Sustainable is the mot du jour at Harvard, where president Drew Faust has been marching in lockstep with Green Grad Number One Al Gore. Just last week Gore was on campus, braying that "Crimson is the new green" to anyone who would listen. (Speaking of food, isn't it good to see that Al has ditched the Atkins diet? He's looking more substantial every day.)

Here's the exchange I imagine taking place inside Massachusetts Hall, the throbbing omphalos of power at the World's Greatest University:

President Faust: Well, we can either give [famed stem cell researcher Doug Melton] another 200,000 square feet to cure diabetes, or we can grow organic bell peppers for rich kids from Lake Forest and Shaker Heights.

Chorus of faceless minions: Bell peppers! Bell peppers!

Faust: In Allston, we have a choice - We can build a special museum wing for the priceless artwork that Mrs. Pulitzer gave us, or we can raise goats in a dung-filled hollow to make artisanal cheese.

Minions: Artisanal cheese! Artisanal cheese!

If Harvard had any economists in its employ - any economists who weren't upsucking 24/7 for a job in the Obama administration, that is - these experts might explain the folly of trying to grow food on expensive urban land. (See: doctrine of utility and substitution; "highest and best use," etc.) If they had any climatologists not busy penning op-eds decrying global warming, these experts might explain the folly of expecting the New England climate to produce food, year-round. If they knew anything about Allston, they might remember that the neighborhood's shuttered body shops made it the world capital of midnight dumping.

But I digress.

Here's the part that really grates: Yale.

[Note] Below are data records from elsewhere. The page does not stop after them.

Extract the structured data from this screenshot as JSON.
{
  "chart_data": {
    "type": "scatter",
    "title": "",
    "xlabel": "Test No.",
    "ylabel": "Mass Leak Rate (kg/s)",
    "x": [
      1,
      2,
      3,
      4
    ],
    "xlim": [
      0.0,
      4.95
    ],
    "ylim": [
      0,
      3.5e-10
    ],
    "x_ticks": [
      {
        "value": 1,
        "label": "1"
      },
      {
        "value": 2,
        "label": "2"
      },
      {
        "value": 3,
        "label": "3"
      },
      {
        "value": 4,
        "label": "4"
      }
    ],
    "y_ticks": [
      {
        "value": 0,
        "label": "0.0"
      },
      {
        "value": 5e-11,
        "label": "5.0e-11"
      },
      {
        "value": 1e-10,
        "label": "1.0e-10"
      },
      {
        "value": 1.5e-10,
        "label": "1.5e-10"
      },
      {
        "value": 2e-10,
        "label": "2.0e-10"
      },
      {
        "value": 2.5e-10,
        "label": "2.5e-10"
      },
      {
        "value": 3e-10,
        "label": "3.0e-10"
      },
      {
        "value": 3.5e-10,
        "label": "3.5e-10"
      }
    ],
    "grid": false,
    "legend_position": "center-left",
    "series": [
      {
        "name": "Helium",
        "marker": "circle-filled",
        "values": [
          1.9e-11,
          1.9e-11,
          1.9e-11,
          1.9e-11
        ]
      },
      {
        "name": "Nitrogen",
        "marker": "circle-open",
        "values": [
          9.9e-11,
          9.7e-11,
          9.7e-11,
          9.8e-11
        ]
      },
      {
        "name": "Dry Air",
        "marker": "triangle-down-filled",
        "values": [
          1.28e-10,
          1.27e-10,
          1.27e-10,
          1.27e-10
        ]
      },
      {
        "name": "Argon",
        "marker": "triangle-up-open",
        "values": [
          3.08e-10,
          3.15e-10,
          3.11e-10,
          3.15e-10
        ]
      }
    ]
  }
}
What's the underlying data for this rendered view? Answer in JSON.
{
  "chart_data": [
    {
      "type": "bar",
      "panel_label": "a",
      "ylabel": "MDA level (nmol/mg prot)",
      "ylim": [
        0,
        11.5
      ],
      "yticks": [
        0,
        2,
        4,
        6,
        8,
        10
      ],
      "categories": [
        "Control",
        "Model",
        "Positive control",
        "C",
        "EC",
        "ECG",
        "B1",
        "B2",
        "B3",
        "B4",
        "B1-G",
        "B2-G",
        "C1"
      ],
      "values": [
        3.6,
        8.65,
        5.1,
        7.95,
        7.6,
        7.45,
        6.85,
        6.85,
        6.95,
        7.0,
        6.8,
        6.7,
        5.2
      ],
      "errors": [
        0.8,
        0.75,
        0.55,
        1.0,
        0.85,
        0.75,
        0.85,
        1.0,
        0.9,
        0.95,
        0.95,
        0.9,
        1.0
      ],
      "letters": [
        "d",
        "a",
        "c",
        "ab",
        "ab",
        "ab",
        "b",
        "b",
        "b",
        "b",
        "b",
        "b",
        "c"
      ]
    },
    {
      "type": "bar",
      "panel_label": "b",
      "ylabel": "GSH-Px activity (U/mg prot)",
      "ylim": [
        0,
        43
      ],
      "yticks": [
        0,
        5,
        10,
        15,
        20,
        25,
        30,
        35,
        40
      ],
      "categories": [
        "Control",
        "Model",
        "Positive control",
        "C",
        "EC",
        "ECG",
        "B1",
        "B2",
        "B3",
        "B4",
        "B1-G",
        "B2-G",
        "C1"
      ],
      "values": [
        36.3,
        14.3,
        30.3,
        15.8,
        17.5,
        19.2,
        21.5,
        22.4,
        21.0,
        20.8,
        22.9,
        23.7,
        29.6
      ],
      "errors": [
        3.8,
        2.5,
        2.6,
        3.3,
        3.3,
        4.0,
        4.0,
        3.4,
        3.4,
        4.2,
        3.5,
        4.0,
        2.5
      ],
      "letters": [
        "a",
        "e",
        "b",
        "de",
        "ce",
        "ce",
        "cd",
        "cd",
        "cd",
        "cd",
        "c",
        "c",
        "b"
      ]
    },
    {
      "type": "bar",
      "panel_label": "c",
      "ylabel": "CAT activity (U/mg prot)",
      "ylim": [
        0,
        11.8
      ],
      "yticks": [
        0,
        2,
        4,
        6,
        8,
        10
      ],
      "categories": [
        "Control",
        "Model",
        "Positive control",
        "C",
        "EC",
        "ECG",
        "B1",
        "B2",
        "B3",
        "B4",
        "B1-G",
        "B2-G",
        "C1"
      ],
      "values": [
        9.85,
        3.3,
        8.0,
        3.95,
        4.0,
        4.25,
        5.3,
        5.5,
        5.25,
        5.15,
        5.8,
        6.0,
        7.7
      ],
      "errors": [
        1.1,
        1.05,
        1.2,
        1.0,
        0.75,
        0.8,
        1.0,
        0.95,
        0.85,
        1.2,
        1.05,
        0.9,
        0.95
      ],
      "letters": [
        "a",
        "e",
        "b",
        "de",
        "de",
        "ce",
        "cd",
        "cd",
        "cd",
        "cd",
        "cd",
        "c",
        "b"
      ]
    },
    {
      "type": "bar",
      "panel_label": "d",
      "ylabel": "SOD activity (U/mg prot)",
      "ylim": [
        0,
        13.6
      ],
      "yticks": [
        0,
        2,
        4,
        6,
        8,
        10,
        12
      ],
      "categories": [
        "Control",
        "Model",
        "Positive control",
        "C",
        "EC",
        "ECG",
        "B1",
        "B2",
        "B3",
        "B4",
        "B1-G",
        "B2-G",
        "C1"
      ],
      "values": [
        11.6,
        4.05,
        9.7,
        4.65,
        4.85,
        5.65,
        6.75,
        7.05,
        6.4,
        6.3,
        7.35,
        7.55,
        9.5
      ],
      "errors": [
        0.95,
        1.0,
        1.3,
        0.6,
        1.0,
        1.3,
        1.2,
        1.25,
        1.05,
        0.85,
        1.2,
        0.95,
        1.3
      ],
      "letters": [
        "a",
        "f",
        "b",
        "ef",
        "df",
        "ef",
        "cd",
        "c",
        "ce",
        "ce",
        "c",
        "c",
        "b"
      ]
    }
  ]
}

Down at the World's Second Greatest University, thanks to some savvy footwork by the admissions office - they accepted the daughter of Berkeley-based food goddess Alice Waters - they've been drowning in free publicity for their Sustainable Food Project and on-campus farm. The Atlantic eulogized Yale's innovative cuisine in 2004: "Even the chicken breasts taste like chicken." The New York Times quickly piled on, marveling at Yale's "fair-trade coffee and . . . fresh-cut potato chips from organic potatoes grown in Connecticut." USA Today even found a student who picked Yale over Harvard because of W2GU's commitment to sustainable agriculture. Talk about yield!

As it happens, it was idealistic Harvard grads who traveled to area code 203 to put the Yale project in the ground. "I needed to come to Yale to start this program," says the university's sustainability director Melina Shannon-DiPietro, who graduated from Harvard in 2000. About a hundred Yalies till the university's one-acre demonstration farm behind the Forestry School. "Lots of Harvard students come here to visit," says DiPietro, who adds, graciously: "We're certainly prepared to help them get their own farm up and running."

One thing is for certain: These kids are eating well. Harvard Dining Services, which makes up to 25,000 meals daily, is more than equal to the task of alimenting the Whole Foods generation. HDS serves only "cage-free, organic, locally raised and certified humane" shell eggs from Monroe, N.H.; yes, artisanal cheeses from New England; Bear Naked granola; Tommy's natural sodas from Brighton; and so on.

Yale brings plenty of artillery to bear in this academic farms race: They've got certified organic salsa, Vincent Kay's Swords Into Ploughshares honey, and "ecologically grown apples and pears."

All for only $50,000 a year! With a side helping of education.